E’ questa la parte dolorosa ed insieme follemente bella della vita: accumulare esperienze come perle di una collana, strappandole all’ostrica che le ha generate non senza rammarico per il gesto che compiamo; applicare lustrini al posto di quelli che si sono persi per via, lasciando indietro ciò che è impossibile recuperare; creare dal nulla un torchon fatto con le anime a noi più care, faticosamente selezionate a scuola, in gita, in viaggio, al lavoro, a tavola, al bar.

E se non avessi conosciuto quella bambina coi capelli ramati amante dei bruchi, tanto tempo fa? Come sarebbero adesso i miei rapporti d’amicizia? E se l’architetto sexy fosse finito in un’altra classe, alle scuole medie? Chi vivrebbe con me in questa casa, adesso? E se non avessi fatto il liceo classico… saprei leggere la realtà come sto facendo, o sarebbe più facile?

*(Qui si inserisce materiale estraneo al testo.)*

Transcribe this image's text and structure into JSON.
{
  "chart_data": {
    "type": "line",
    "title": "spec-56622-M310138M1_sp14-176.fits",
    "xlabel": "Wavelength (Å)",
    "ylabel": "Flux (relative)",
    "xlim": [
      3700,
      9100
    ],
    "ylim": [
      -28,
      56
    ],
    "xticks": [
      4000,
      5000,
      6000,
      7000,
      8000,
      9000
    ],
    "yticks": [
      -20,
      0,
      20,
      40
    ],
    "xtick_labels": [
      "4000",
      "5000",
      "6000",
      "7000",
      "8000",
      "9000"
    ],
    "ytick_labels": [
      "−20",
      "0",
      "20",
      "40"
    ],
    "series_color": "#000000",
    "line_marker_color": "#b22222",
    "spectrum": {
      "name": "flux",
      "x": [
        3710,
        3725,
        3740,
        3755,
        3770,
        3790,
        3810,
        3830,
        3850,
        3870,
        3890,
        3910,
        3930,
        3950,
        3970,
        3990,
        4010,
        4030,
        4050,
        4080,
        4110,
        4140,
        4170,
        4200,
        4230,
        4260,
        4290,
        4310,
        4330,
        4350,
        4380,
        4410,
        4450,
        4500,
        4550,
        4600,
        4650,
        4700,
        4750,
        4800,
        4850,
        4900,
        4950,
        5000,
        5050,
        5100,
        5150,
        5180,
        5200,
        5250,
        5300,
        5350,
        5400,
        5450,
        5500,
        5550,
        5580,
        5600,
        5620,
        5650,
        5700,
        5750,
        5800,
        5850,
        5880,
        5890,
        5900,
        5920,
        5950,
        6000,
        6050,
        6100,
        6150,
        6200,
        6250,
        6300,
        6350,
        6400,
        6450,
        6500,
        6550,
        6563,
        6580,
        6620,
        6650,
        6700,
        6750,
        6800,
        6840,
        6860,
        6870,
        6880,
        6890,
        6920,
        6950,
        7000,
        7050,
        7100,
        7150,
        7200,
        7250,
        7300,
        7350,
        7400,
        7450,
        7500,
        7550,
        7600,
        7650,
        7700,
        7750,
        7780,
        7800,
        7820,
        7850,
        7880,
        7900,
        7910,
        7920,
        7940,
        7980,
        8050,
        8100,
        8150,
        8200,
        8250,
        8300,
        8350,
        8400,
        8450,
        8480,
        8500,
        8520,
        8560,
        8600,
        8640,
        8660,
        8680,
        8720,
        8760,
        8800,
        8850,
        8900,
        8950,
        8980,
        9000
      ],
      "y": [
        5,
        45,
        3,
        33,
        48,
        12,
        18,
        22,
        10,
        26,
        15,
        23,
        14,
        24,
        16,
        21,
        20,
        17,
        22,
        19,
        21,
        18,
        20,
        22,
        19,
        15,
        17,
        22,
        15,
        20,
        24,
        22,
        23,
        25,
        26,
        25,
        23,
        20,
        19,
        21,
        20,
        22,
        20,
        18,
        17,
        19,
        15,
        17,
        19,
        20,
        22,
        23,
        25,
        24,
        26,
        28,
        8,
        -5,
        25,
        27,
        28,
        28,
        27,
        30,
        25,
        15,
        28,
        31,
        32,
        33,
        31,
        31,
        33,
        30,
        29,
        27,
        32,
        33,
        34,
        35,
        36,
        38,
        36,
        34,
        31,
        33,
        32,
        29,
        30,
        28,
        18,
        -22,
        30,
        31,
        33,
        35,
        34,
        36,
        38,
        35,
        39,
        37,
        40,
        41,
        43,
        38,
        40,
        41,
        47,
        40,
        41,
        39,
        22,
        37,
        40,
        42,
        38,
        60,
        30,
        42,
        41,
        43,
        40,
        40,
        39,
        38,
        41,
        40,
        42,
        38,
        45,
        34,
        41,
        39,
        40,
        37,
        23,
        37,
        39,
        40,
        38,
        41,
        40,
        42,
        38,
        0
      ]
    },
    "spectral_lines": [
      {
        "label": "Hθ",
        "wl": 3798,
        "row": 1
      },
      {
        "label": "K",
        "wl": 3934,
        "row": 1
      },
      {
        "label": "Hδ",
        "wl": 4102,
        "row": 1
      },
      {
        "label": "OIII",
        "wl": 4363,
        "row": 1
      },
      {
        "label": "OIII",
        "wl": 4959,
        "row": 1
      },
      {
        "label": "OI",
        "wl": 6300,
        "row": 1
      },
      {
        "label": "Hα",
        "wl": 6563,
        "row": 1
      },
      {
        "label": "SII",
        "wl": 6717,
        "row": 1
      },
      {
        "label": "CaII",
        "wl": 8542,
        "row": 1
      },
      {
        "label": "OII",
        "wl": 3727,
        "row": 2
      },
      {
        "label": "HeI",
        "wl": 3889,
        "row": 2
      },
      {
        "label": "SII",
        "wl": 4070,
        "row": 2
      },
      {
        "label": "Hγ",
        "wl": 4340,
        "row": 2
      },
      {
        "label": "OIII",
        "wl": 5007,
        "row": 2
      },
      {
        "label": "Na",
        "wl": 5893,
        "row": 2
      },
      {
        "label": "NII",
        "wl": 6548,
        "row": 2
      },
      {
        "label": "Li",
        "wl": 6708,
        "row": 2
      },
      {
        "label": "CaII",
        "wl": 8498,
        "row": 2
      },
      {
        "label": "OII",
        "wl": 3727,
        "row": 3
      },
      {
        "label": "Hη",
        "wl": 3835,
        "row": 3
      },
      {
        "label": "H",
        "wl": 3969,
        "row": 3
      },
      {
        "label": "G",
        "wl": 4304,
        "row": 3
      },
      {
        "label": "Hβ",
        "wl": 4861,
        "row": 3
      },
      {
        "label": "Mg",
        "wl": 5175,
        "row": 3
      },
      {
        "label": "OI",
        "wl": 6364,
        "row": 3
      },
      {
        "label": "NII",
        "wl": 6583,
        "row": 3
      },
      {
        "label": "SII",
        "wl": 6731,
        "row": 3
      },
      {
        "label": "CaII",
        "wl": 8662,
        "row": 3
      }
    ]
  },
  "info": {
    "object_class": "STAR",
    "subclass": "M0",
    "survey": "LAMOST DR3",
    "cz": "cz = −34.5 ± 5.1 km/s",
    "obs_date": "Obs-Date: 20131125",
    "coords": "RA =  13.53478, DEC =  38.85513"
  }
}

O più difficile? E se avessi deciso di sottostare alle regole cattoliche, patriarcali e predestinanti che m’imponeva la cultura del luogo in cui sono nata e cresciuta, che tipo di persona sarei alla soglia dei trent’anni?
E se… E’ un incipit che non mi piace. Preferisco il classico: In una notte buia e tempestosa… E preferisco che, verso il trentesimo capitolo, la protagonista affermi: IO ho scelto di essere libera.
L’unica catena che porto è il punto luce.